The ruins first started out as one of the twelve ancient Greek cities that made up the Ionian League in the 11th century BCE, and would later become a major Roman city on the west coast of Asia Minor boasting a population of more than a quarter million in the 1st century BCE.
Famed for the Temple of Artemis – completed some time around 550 BCE – one of the Seven Wonders of the Ancient World, it was unfortunately destroyed by an angry mob in 401 CE after Emperor Theodosius I passed the Edict of Thessalonica.
Ephesus however is also one of the seven churches of Asia cited in the Book of Revelations, the site of several 5th century Christian Councils, the site of a large gladiators’ graveyard, would even be conquered by Alexander the Great, and may have even been the location where the Gospel of John was written.
Thanks to its ease of access from both the Adnan Menderes Airport and the port of Kusadasi, it’s a favorite attraction for locals and tourists alike.

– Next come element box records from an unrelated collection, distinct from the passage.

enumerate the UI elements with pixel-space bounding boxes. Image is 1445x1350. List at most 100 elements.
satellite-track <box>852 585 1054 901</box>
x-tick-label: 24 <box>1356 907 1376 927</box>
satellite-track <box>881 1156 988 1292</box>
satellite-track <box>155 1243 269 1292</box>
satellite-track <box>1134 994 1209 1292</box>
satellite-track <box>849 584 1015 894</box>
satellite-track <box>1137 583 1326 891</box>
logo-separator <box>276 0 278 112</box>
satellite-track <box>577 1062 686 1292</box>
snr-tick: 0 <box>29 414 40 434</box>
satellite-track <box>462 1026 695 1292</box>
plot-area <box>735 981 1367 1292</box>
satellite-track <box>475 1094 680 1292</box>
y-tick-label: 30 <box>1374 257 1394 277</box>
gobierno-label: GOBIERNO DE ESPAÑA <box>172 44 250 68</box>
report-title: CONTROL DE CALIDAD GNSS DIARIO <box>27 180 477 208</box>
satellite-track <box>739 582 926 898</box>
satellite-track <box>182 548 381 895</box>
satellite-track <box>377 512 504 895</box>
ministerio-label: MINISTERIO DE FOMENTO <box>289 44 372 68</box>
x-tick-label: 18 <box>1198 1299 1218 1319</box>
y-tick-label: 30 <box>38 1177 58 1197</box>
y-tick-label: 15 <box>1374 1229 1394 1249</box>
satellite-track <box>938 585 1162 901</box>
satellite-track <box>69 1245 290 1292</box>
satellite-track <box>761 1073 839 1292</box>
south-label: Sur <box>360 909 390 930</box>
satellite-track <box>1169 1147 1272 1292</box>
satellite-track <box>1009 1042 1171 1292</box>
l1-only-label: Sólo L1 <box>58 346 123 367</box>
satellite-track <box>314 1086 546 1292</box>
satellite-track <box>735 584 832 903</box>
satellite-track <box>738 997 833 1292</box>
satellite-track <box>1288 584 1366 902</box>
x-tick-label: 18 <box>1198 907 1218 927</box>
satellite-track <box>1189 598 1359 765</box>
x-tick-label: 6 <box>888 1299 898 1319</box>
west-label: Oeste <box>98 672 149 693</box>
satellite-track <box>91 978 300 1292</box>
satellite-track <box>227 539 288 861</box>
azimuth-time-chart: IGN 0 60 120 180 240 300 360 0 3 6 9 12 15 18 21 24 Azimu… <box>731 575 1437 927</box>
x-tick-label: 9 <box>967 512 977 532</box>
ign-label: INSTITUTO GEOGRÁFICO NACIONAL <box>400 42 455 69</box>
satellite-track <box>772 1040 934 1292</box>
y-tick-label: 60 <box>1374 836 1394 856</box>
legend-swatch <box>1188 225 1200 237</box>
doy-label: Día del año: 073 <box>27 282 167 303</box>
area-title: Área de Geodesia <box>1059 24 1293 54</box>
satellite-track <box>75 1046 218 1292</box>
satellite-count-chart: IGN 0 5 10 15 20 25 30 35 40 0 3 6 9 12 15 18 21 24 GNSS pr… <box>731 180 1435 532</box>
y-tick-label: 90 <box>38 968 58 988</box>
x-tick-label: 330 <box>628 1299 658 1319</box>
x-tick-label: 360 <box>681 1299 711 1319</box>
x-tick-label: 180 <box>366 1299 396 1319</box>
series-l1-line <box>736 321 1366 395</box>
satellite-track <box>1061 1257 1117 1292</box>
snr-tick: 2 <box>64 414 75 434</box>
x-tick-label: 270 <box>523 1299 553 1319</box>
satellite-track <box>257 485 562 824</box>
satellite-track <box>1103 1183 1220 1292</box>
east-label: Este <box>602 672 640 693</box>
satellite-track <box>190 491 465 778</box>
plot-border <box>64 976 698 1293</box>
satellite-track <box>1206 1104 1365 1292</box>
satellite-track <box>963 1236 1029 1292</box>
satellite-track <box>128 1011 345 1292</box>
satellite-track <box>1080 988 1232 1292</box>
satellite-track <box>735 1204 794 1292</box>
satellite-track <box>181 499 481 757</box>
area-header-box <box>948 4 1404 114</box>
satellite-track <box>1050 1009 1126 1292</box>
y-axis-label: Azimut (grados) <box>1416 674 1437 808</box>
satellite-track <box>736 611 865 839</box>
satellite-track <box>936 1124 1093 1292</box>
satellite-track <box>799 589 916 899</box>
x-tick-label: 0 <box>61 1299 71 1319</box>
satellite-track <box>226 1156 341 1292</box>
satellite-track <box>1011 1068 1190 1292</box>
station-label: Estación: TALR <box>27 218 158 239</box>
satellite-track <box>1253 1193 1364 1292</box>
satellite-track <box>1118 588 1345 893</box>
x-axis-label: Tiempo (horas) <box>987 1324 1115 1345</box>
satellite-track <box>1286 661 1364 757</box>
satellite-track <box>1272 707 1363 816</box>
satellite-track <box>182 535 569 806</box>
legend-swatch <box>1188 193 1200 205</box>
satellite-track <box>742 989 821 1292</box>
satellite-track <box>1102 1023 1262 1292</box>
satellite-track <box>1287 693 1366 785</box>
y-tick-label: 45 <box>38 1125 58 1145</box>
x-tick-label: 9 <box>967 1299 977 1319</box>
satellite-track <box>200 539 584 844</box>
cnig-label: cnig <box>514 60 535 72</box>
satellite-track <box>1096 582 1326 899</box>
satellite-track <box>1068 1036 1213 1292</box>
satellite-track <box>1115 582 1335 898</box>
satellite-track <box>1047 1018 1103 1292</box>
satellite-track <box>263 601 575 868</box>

Having done our research before hand it became apparent for the four of us that it would be cheaper to try and negotiate the bus up to the ruins – or find a driver that’d take us for a reasonable rate – than take advantage of the offered cruise shore excursion.
We ended up going with the latter after meeting Habib from Guven Taxi who gave us a rate of $80 Euro for the afternoon – payment upon return to the port.
Considering that entry to Ephesus is only $20 TL – approximately $11 CDN – it worked out to be less than half of what we’d paid if we’d gone through the cruise line package, though doesn’t include admission to the Terrace Houses, or the shrine of the Virgin Mary’s House located to the north of Ephesus at another site.
And a good decision it ended up being. Originally an employee with the ministry of tourism, Habib proved knowledgeable about the area – giving us a short tour in addition to our trip up to the ruins.
Tip: Because of the size of Ephesus it’s best to try and go with the self guided tour as the groups often move you through the ruins rather quickly. Audio tours are available at the entrance for rent, and are a cheaper alternative to the guides available for hire, though Lonely Planet has a great chapter on the location.
Also in the case of this site, it’s best to start at the northern end, and make your way down to the southern entrance. Not only does that make the majority of the walk downhill, but you also save the impressive Library of Celsius for the end.